- Born: January 3, 1931 Chicago, Illinois, US
- Died: September 3, 2022 Chicago, Illinois, US

Academic career
- Institution: University of Chicago Iowa State College
- Alma mater: University of Chicago Roosevelt University
- Doctoral advisor: Milton Friedman

= Lester G. Telser =

American economist

Lester Greenspan Telser (January 3, 1931 - September 3, 2022) was an American economist and Professor Emeritus in Economics at the University of Chicago.

==Education and career==
He was a native of the Hyde Park neighborhood on the South Side of Chicago and a graduate of the Chicago Public Schools (Charles Kozminski elementary school and Hyde Park High School (now Hyde Park Academy High School)) and Roosevelt University, where he studied under Abba Lerner. He received his Ph.D. from the University of Chicago in 1956, with Milton Friedman as his principal thesis supervisor. He taught briefly at Iowa State University and was conscripted into the United States Army in which he served from 1956 to 1958. He was a member of the University of Chicago faculty from 1958 (emeritus at the time of death). He was a visitor at the Cowles Foundation (which had formerly been at the University of Chicago) at Yale University in 1964–1965 and at the Center for Operations Research in Econometrics (CORE) at the Catholic University of Louvain (Université catholique de Louvain) in Louvain (Leuven, Belgium) in 1969–1970.

==Contributions==
His works include research on the theory of the core, Federal Reserve policy, and integer programming. Unusually for the Chicago school of economics, he also wrote about game theory as early as 1972.

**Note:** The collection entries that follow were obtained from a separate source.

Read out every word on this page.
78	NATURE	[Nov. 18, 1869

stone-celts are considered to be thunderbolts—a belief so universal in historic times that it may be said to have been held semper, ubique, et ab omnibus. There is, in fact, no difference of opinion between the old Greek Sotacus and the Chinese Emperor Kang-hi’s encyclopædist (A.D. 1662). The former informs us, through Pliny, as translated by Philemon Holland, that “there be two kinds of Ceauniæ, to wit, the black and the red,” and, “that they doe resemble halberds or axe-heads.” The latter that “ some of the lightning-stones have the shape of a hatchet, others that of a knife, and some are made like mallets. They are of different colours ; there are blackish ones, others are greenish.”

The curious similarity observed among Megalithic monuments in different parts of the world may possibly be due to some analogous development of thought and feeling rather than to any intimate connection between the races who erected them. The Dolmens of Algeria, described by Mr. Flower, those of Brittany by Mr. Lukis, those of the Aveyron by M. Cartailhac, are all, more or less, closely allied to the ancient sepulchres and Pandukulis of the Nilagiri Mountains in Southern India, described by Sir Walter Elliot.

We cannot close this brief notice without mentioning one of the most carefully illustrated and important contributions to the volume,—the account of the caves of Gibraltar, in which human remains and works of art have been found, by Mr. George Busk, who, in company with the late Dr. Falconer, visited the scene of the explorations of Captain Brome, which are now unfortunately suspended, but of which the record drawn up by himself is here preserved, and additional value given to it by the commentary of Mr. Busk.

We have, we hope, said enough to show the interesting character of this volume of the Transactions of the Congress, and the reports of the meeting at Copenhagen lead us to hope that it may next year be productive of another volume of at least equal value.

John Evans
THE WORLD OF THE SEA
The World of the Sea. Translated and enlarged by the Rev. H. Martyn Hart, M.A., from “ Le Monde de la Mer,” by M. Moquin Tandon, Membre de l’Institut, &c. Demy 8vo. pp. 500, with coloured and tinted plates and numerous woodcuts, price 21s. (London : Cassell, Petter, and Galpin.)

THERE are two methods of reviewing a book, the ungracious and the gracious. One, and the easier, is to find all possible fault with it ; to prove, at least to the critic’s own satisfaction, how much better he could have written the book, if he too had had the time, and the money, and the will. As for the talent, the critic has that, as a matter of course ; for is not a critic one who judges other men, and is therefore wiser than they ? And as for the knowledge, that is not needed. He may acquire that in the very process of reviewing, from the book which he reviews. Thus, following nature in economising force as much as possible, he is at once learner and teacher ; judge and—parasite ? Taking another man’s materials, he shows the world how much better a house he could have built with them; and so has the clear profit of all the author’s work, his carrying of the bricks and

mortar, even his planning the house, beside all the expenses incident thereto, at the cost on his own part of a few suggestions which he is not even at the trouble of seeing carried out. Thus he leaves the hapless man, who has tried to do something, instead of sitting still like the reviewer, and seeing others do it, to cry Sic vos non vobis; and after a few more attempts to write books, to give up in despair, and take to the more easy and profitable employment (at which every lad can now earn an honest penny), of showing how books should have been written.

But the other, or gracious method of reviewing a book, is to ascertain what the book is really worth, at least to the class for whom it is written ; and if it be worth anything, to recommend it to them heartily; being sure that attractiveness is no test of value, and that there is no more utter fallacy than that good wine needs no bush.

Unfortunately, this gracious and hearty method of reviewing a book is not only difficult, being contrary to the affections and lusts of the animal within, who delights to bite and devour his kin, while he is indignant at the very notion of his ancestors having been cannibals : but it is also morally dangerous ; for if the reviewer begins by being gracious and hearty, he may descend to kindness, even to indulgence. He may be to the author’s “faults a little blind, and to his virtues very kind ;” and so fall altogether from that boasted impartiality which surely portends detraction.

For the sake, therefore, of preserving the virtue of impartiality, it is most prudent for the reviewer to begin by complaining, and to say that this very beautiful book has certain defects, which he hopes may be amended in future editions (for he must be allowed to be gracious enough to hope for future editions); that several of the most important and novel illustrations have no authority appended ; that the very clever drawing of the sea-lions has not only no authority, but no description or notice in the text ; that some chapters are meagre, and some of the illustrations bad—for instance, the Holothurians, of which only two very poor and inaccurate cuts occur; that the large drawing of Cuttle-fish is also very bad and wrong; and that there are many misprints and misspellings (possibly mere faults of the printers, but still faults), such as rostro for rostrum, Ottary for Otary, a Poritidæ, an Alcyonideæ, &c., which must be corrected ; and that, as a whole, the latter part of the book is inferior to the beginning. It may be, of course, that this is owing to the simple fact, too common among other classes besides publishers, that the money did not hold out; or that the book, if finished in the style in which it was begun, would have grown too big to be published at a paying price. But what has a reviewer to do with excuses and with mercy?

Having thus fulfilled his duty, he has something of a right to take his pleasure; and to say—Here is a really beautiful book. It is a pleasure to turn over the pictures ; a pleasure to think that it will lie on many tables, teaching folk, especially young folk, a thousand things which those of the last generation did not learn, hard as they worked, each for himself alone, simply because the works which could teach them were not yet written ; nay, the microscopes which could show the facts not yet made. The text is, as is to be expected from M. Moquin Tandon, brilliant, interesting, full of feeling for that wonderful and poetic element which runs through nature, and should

A brief, personal history by Telser of the University of Chicago Economics Department including the importance of the Cowles Foundation is available as part of a symposium on "Living the Legacy: Chicago Economics through the Years." The University of California-Berkeley also created an oral history of modern economics and included an interview with Lester Telser.

==Awards and honors==
In 1968 he became a Fellow of the Econometric Society and of the American Statistical Association.

==Books==
- Functional Analysis in Mathematical Economics: Optimization Over Infinite Horizons (with Robert L. Graves, 1972).
- Competition, Collusion, and Game Theory (1972).
- Economic Theory and the Core (1978).
- A Theory of Efficient Cooperation and Competition (1987).
- Theories of Competition (1988).
- Joint Ventures of Labor and Capital (1997).
- Classic Futures: Lessons from the Past for the Electronic Age.
- The Core Theory in Economics: Problems and Solutions (2007).